Thursday, May 14, 2009

STI: Ask the experts

May 14, 2009

Ask the experts




Q: I am a woman in my late 20s and I have been suffering from acne and acne scars since my teens. My back and chest are in worse shape and I still have breakouts. Pimples keep popping up on my back and chest and leave blemishes.


I have consulted a dermatologist and have tried anti-acne products prescribed to me. I have also taken medicine such as Doxycycline but it had side effects. It made me nauseous.


Over the past five years, I have tried chemical peels, dermabrasion, laser treatment and over-the-counter whitening products with no results.


I have not been able to wear bare-backed tops because of the scars. I have also given up my favourite sport of swimming when I was in my teens because of this. I feel depressed and inferior.


How can I get rid of my acne and blemishes? I have heard that there is surgery available. How can this help and how much will it cost?


A: It appears that you have two problems; pimples are still popping up and the marks and scars left behind when they heal. Additionally, they are also causing social and psychological problems. You have already seen a dermatologist and have tried a variety of treatments to no avail.


Your priority should be to control the outbreaks so that you don't get new pimples, which are going to cause new marks and scars. After that, you need to look at ways to improve the marks and scars.


There are treatments that can help but you will need to consult a dermatologist. Some of the treatments you have heard or read about may not be suitable for your skin. You should consider consulting another dermatologist so that he can assess your skin and determine the most appropriate treatment for you.


Dr Lim Kah Beng is a consultant dermatologist at Gleneagles Hospital.





Q: I am 57 years old and my Prostate Specific Antigen reading has been increasing gradually over the last five years by about 1 a year. It is now at 11.3.


I have had two biopsies done and they were negative. Digital rectal examinations also turned up negative. How many biopsies must I have to rule out the possibility of prostate cancer? I am very reluctant to go for another one.


I wake up twice a night to urinate and the flow is weaker than before but this does not bother me. My children call me a health freak because I watch my diet carefully and exercise regularly. However, I am still worried about my condition.


A: Prostate Specific Antigen (PSA) is a protein produced by the prostate gland. The normal level is generally less than 4ug/L.

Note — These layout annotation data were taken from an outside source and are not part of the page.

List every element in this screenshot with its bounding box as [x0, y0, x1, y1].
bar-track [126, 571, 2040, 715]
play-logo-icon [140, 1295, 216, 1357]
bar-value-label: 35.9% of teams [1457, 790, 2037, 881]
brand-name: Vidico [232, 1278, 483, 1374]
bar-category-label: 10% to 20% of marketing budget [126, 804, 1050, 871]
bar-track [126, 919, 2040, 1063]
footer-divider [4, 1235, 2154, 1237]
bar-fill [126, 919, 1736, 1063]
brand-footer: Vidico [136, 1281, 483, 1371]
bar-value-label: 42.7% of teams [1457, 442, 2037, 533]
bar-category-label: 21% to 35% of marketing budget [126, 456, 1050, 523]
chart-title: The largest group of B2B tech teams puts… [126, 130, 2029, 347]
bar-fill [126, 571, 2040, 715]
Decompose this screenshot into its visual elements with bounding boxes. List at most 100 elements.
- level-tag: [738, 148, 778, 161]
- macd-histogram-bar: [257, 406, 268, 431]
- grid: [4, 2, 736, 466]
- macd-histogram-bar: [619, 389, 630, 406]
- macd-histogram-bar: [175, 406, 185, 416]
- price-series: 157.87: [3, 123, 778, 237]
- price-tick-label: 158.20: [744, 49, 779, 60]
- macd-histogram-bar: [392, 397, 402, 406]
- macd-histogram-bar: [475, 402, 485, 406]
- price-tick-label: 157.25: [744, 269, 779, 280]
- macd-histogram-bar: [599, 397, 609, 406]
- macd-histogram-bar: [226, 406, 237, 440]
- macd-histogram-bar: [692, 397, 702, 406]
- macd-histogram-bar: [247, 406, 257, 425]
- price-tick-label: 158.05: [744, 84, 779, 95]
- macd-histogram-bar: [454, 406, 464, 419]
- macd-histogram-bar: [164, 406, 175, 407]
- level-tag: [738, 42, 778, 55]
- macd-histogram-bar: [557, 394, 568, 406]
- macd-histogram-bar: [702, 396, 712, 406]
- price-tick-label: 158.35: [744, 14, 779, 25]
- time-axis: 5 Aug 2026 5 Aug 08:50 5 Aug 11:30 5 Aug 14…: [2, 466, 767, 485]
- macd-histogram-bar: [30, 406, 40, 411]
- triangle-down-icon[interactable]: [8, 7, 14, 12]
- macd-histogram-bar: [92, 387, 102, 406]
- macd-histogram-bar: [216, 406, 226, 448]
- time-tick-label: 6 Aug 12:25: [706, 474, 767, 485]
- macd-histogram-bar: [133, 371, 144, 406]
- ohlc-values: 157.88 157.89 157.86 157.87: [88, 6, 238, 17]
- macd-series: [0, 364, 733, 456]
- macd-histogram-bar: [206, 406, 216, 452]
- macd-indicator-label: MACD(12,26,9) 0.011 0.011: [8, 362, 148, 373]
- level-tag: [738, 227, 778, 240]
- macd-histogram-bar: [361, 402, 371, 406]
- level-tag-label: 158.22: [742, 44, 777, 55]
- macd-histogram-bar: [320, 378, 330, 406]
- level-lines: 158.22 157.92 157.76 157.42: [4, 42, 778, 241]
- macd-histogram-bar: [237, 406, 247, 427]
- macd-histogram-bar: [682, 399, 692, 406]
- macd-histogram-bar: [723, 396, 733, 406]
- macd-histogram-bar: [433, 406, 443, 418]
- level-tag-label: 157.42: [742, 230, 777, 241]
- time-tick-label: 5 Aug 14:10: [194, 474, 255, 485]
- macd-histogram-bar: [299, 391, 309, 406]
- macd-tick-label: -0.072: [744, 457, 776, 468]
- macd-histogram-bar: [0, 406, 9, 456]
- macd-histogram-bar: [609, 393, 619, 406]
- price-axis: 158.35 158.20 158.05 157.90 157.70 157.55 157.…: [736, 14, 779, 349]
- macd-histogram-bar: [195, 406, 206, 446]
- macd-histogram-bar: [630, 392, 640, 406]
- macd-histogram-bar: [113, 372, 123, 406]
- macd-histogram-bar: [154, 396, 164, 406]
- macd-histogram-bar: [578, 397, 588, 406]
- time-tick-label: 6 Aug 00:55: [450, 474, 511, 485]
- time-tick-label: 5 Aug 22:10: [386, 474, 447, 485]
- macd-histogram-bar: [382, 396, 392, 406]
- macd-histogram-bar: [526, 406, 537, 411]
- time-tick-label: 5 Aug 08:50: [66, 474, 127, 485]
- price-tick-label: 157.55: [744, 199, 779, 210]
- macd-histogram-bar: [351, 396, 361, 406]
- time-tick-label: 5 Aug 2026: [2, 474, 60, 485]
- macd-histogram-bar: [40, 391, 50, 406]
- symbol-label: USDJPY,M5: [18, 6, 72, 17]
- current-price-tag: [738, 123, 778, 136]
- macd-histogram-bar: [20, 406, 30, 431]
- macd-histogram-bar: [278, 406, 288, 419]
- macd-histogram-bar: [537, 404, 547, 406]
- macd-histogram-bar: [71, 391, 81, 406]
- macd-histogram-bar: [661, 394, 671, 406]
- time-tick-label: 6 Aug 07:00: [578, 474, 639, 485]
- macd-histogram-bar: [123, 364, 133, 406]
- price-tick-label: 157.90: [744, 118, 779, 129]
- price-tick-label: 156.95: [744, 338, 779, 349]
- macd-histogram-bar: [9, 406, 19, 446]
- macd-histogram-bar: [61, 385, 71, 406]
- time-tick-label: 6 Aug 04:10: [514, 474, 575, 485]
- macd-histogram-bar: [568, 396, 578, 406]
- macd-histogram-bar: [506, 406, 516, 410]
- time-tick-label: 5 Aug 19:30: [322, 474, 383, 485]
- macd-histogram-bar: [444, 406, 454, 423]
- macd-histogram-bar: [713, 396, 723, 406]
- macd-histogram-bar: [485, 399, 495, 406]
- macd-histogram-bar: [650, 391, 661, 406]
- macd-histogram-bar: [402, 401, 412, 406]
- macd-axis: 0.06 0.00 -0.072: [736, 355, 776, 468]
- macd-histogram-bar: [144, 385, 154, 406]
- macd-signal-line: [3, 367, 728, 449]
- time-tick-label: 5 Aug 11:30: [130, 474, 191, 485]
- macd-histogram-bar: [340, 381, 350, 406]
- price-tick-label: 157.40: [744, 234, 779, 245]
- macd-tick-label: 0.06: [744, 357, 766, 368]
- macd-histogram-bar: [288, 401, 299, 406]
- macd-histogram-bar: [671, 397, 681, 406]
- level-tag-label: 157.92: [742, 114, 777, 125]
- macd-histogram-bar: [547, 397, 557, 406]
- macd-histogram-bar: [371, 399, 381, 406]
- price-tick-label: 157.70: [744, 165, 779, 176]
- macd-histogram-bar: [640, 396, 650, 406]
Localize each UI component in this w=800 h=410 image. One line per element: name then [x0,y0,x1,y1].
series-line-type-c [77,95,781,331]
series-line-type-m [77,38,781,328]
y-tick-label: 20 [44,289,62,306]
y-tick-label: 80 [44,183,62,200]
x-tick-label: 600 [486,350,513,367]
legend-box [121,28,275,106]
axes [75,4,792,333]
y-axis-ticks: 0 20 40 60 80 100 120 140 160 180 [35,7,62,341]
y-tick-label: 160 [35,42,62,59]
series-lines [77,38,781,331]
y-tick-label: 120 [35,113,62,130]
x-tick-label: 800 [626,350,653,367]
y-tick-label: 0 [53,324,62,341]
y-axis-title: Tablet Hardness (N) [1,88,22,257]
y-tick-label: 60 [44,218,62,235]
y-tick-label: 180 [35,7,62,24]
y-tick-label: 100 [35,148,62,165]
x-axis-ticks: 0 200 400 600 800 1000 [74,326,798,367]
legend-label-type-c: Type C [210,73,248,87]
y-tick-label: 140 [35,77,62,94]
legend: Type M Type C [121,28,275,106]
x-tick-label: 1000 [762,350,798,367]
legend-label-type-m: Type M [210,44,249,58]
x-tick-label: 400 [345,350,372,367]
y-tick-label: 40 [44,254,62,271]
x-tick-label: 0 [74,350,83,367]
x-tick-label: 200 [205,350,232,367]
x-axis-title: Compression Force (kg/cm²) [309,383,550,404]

It can be elevated in cases of benign prostate enlargement, prostate infection or prostate cancer. In fact, one out of four men with elevated PSA is found to have prostate cancer.


To confirm if one has prostate cancer, one has to undergo a prostate biopsy. Other telltale signs of prostate cancer include slow and intermittent urinary flow, increased day and night frequency of urination and blood in the semen. Occasionally, the doctor may discover a hard nodule during a digital rectal examination.


The chance of finding cancer in a second biopsy ranges from 10 to 20 per cent and the chance of finding cancer in the third biopsy is only 5 to 10 per cent. The continual rise in PSA is worrisome and a repeat biopsy may be necessary.


Other investigations that may be helpful include the free PSA test and magnetic resonance imaging (MRI) of the prostate. The free PSA test (as opposed to the attached PSA test) helps to differentiate between benign and malignant conditions and determines the need for a repeat prostate biopsy.


Your urinary symptoms are probably due to the enlargement of the prostate and there are medications available to help you. However, do not ignore the rise in PSA and strongly consider a third biopsy.


Dr Fong Yan Kit is a urology specialist at Raffles Hospital.